Die Playlist kam zuerst. Während ich durch die Instagram Storys wische, nehme ich die Werbung zwischendrin meist nur so halb wahr. Doch dann plötzlich ein orangefarbener Bulli und die Musik einer meiner Lieblingsalben. Wenn Sgt. Pepper läuft, muss ich einfach innehalten. Und hier war es das Buch Yogatown, das mich nun auch beim Lesen vollständig in seinen Bann gezogen hat. Wir begleiten Lucy, Anfang 50, die mitten in einer Sinnkrise ihre Mutter suchen muss/will. Mit dabei ihr Alt-68er Vater Lou. Die Reise führt sie zu den Anfängen ihrer Eltern nach Rishikesh. Jenem Ashram, in welchem die Beatles und andere Persönlichkeiten ihrem Guru Maharishi auf dem Weg der transzendentalen Meditation folgen wollen. Auch Lou verschlägt es mit seinem Bruder dorthin. Mit dabei Marie, Lous Freundin und Corinna, die sie auf dem Weg dorthin aufgabeln. Allein der Trip dorthin im alten Bulli löst eine Sehnsucht in mir aus, die mein Herz schneller schlagen lässt. Daniel Speck versorgt uns mit einer langen Playlist und während des Lesens lasse ich die Songs vom White Album der Beatles, von Donovan, Bob Dylan oder Mike Love laufen. Tauche dabei tief ein ins Indien der späten Sechziger Jahre. Ich spüre die Stimmung regelrecht und habe die Bilder so deutlich vor Augen. Da ist es mir am Ende auch fast egal, dass ich eins der großen Geheimnisse der Familie schon gleich zu Anfang ahne. Aber es gilt einiges mehr aufzudecken und Lucy schafft es ihrem Vater nach und nach die Geschichte ihrer Eltern und früh verstorbenen Onkels Marc zu entlocken. Lou, der Vater, ist mir zwischenzeitlich unsympathisch. In jung und alt. Er nervt einfach und ich möchte ihn anschreien und fragen, was er da eigentlich tut. Doch im Verlauf der Geschichte wird klar, warum er ist wie er ist. Was die Seelen in Indien erlebt haben, was sie zurücklassen mussten. Ich war mehrmals sehr bewegt von dieser wunderbaren Reise ins Innere. Eine aufwühlende, faszinierende, aber auch wehmütige Geschichte.

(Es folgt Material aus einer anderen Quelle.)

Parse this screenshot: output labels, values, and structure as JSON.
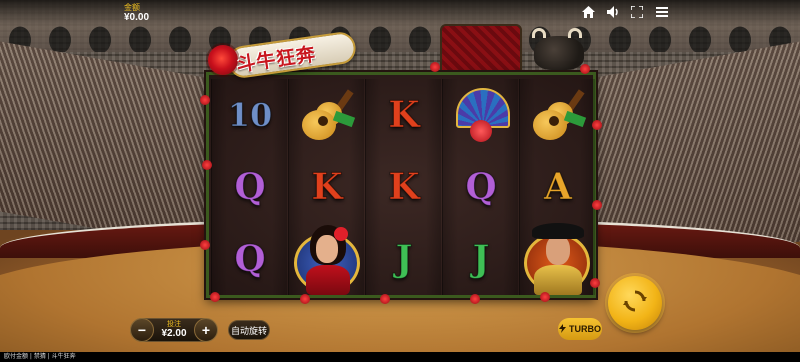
{
  "header": {
    "balance_label": "金额",
    "balance_value": "¥0.00",
    "icons": [
      "home-icon",
      "sound-icon",
      "fullscreen-icon",
      "menu-icon"
    ]
  },
  "logo": {
    "text": "斗牛狂奔"
  },
  "reels": [
    [
      "10",
      "Q",
      "Q"
    ],
    [
      "guitar",
      "K",
      "dancer"
    ],
    [
      "K",
      "K",
      "J"
    ],
    [
      "fan",
      "Q",
      "J"
    ],
    [
      "guitar",
      "A",
      "torero"
    ]
  ],
  "symbol_colors": {
    "10": "#6f8fc8",
    "K": "#e0401c",
    "Q": "#b25fd6",
    "A": "#e8a52a",
    "J": "#3fbf55"
  },
  "controls": {
    "bet_label": "投注",
    "bet_value": "¥2.00",
    "minus": "−",
    "plus": "+",
    "autospin_label": "自动旋转",
    "turbo_label": "TURBO"
  },
  "footer": {
    "text": "欧付金额 | 禁猜 | 斗牛狂奔"
  },
  "colors": {
    "accent": "#f2b417",
    "balance_label": "#f0c020"
  }
}
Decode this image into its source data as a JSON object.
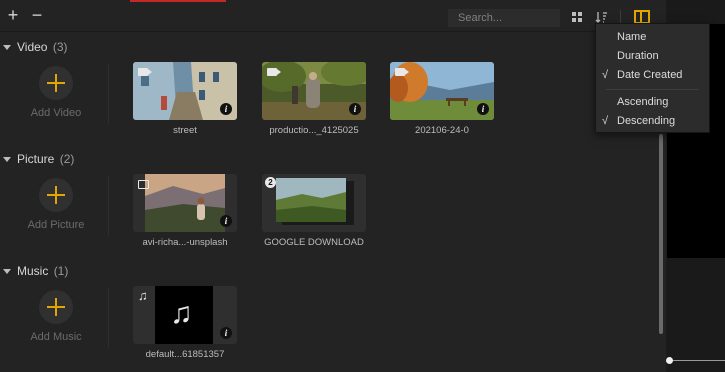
{
  "toolbar": {
    "add_label": "+",
    "remove_label": "−",
    "search_placeholder": "Search..."
  },
  "sections": {
    "video": {
      "title": "Video",
      "count": "(3)",
      "add_label": "Add Video",
      "items": [
        {
          "name": "street"
        },
        {
          "name": "productio..._4125025"
        },
        {
          "name": "202106-24-0"
        }
      ]
    },
    "picture": {
      "title": "Picture",
      "count": "(2)",
      "add_label": "Add Picture",
      "items": [
        {
          "name": "avi-richa...-unsplash"
        },
        {
          "name": "GOOGLE DOWNLOAD",
          "badge": "2"
        }
      ]
    },
    "music": {
      "title": "Music",
      "count": "(1)",
      "add_label": "Add Music",
      "items": [
        {
          "name": "default...61851357"
        }
      ]
    }
  },
  "sort_menu": {
    "items": [
      {
        "label": "Name",
        "checked": false
      },
      {
        "label": "Duration",
        "checked": false
      },
      {
        "label": "Date Created",
        "checked": true
      }
    ],
    "order": [
      {
        "label": "Ascending",
        "checked": false
      },
      {
        "label": "Descending",
        "checked": true
      }
    ],
    "check_mark": "√"
  },
  "icons": {
    "info": "i",
    "music_note": "♫",
    "big_music_note": "♫"
  },
  "colors": {
    "accent": "#e3a600",
    "tab_indicator": "#c62828",
    "background": "#232323"
  }
}
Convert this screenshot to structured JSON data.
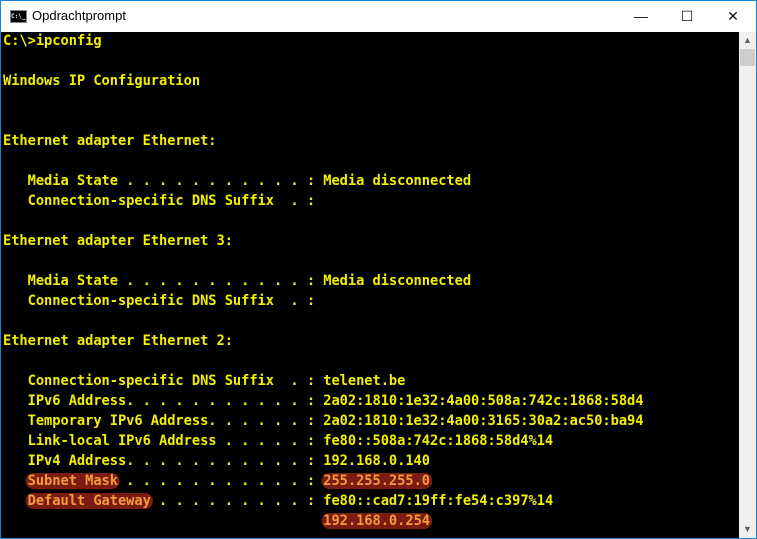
{
  "window": {
    "title": "Opdrachtprompt",
    "icon": "cmd-icon",
    "minimize": "—",
    "maximize": "☐",
    "close": "✕"
  },
  "lines": [
    [
      {
        "t": "C:\\>ipconfig"
      }
    ],
    [],
    [
      {
        "t": "Windows IP Configuration"
      }
    ],
    [],
    [],
    [
      {
        "t": "Ethernet adapter Ethernet:"
      }
    ],
    [],
    [
      {
        "t": "   Media State . . . . . . . . . . . : Media disconnected"
      }
    ],
    [
      {
        "t": "   Connection-specific DNS Suffix  . :"
      }
    ],
    [],
    [
      {
        "t": "Ethernet adapter Ethernet 3:"
      }
    ],
    [],
    [
      {
        "t": "   Media State . . . . . . . . . . . : Media disconnected"
      }
    ],
    [
      {
        "t": "   Connection-specific DNS Suffix  . :"
      }
    ],
    [],
    [
      {
        "t": "Ethernet adapter Ethernet 2:"
      }
    ],
    [],
    [
      {
        "t": "   Connection-specific DNS Suffix  . : telenet.be"
      }
    ],
    [
      {
        "t": "   IPv6 Address. . . . . . . . . . . : 2a02:1810:1e32:4a00:508a:742c:1868:58d4"
      }
    ],
    [
      {
        "t": "   Temporary IPv6 Address. . . . . . : 2a02:1810:1e32:4a00:3165:30a2:ac50:ba94"
      }
    ],
    [
      {
        "t": "   Link-local IPv6 Address . . . . . : fe80::508a:742c:1868:58d4%14"
      }
    ],
    [
      {
        "t": "   IPv4 Address. . . . . . . . . . . : 192.168.0.140"
      }
    ],
    [
      {
        "t": "   "
      },
      {
        "t": "Subnet Mask",
        "hl": true
      },
      {
        "t": " . . . . . . . . . . . : "
      },
      {
        "t": "255.255.255.0",
        "hl": true
      }
    ],
    [
      {
        "t": "   "
      },
      {
        "t": "Default Gateway",
        "hl": true
      },
      {
        "t": " . . . . . . . . . : fe80::cad7:19ff:fe54:c397%14"
      }
    ],
    [
      {
        "t": "                                       "
      },
      {
        "t": "192.168.0.254",
        "hl": true
      }
    ]
  ],
  "scrollbar": {
    "up": "▲",
    "down": "▼"
  }
}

Mein erstes Buch von Daniel Speck und gleich ein Volltreffer.

Auf den Spuren der 68er – zwischen Yoga, Aufbruch und Selbstsuche
„Yoga Town“ ist ein atmosphärischer Roman, der mich vor allem durch seine Perspektivwechsel und das Spiel mit verschiedenen Zeitebenen überzeugt hat. Als jemand, der selbst Yoga und Meditation praktiziert, hat mich das Setting angesprochen. Besonders gelungen fand ich die Verbindung von persönlichen Geschichten mit spirituellen und kulturellen Themen. Allerdings hätte ich mir gewünscht, dass Rishikesh als zentraler Ort der Handlung noch detaillierter beschrieben wird, so blieb das Umfeld für mich teils etwas blass. Die Einbindung der Beatles war zwar historisch passend und interessant, hat mich aber emotional weniger erreicht, da mir der persönliche Bezug zur Musik fehlt. Etwas anstrengend fand ich stellenweise die wiederholten inneren Konflikte einiger Figuren, die sich zuweilen etwas ziehend lasen.
Hätte mir eigentlich gefallen müssen: die Beatles, Hippies, Indien ... voll mein Ding. Leider war es dann viel zu viel Gejammere von Erwachsenen, die die Pubertät nie hinter sich gebracht haben. Der Mittelteil war etwas zäh und der Schluss recht kitschig und "glatt". Kann man lesen, muss man nicht.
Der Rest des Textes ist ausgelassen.